The lawsuit also points to the potentially devastating impact on investment. If Apple continues to “press its thumb firmly on the scale” for ChatGPT, investors may see little value in backing potential rivals, leaving them starved of resources. This, X claims, could create a talent flight to Big Tech firms that could scoop up top developers from smaller, underfunded startups.

The Apple-OpenAI deal itself also raises questions, according to Musk’s team. The filing says OpenAI has, in effect, been paying to access Apple, with the company providing ChatGPT to Apple for free and Apple itself making no money from the partnership for at least four years. X’s lawsuit suggests the only reason the two companies could view such an arrangement as worthwhile is if the supposed benefits of blocking rivals are more valuable than direct revenue.

“By making the deal exclusive, Apple sacrificed the profits it would have earned by integrating multiple chatbots,” the complaint argues. “The true motive was Apple and OpenAI’s shared goal of blocking competition.”

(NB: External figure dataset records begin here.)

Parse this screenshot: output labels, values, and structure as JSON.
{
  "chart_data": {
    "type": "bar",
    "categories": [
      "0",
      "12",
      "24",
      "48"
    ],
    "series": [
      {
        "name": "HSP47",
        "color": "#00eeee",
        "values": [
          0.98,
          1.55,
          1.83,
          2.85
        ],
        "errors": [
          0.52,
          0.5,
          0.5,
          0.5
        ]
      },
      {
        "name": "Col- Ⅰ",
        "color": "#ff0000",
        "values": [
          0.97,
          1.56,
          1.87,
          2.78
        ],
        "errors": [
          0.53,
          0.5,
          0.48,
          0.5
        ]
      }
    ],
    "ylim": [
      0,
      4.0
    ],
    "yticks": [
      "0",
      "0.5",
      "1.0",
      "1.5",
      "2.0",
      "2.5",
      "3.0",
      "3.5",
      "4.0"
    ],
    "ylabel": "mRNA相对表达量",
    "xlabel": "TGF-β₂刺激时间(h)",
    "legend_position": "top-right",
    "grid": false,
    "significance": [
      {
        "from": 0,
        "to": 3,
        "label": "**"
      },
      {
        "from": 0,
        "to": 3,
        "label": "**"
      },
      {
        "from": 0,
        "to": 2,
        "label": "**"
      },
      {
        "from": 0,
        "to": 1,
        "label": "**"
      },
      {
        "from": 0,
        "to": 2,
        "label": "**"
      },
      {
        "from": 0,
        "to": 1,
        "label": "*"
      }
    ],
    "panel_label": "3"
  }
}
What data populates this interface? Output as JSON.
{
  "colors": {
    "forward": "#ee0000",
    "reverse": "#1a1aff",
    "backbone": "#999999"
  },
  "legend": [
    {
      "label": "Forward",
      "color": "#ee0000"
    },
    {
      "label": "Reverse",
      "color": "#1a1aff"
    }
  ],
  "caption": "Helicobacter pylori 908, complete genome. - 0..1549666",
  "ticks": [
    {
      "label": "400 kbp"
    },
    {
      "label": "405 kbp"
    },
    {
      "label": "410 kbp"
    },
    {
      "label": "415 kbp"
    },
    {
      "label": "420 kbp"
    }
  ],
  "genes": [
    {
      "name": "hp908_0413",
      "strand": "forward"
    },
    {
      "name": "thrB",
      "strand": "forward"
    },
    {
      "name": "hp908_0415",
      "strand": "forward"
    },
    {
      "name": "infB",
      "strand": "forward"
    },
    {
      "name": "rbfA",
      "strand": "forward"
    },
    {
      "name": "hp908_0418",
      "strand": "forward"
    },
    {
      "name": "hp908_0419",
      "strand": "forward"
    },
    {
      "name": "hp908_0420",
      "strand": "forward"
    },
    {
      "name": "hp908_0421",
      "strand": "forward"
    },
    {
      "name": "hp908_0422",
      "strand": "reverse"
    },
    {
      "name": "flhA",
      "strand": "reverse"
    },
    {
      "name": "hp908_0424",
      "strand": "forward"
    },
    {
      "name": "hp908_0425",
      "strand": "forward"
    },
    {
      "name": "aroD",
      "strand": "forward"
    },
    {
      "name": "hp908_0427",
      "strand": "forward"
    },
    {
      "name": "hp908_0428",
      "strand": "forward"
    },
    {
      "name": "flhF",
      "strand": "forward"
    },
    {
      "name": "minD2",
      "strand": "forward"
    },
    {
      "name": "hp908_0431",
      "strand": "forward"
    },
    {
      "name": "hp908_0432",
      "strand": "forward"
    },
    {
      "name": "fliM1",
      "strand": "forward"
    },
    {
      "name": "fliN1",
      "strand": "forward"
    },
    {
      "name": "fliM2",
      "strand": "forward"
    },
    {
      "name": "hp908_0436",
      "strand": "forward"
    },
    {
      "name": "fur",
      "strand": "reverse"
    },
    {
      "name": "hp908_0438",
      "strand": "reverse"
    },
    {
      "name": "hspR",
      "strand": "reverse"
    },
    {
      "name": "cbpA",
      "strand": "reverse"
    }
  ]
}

The lawsuit may have existential consequences for Musk’s ambitions to build X as an “everything app.” In its filing, Musk’s team says Grok may never have a fair chance to compete if Apple’s exclusivity stands, making X less appealing to users and investors. “Because Grok’s functionality is a key feature of the X app, the X app is more attractive the better Grok performs,” the filing states. “Defendants’ conduct makes Grok less able to compete with ChatGPT, leading to fewer customers, less revenue, and ultimately a depressed enterprise value for X.”

Musk’s companies are seeking billions of dollars in damages and an injunction to prevent Apple from integrating ChatGPT exclusively into its platform. In a statement to Ars Technica, OpenAI dismissed the lawsuit as another example of Musk’s “ongoing pattern of harassment.” Apple declined to comment.

A decision by a court on whether Apple and OpenAI have colluded to entrench monopolies will likely have consequences for not just Grok but the future of AI as well.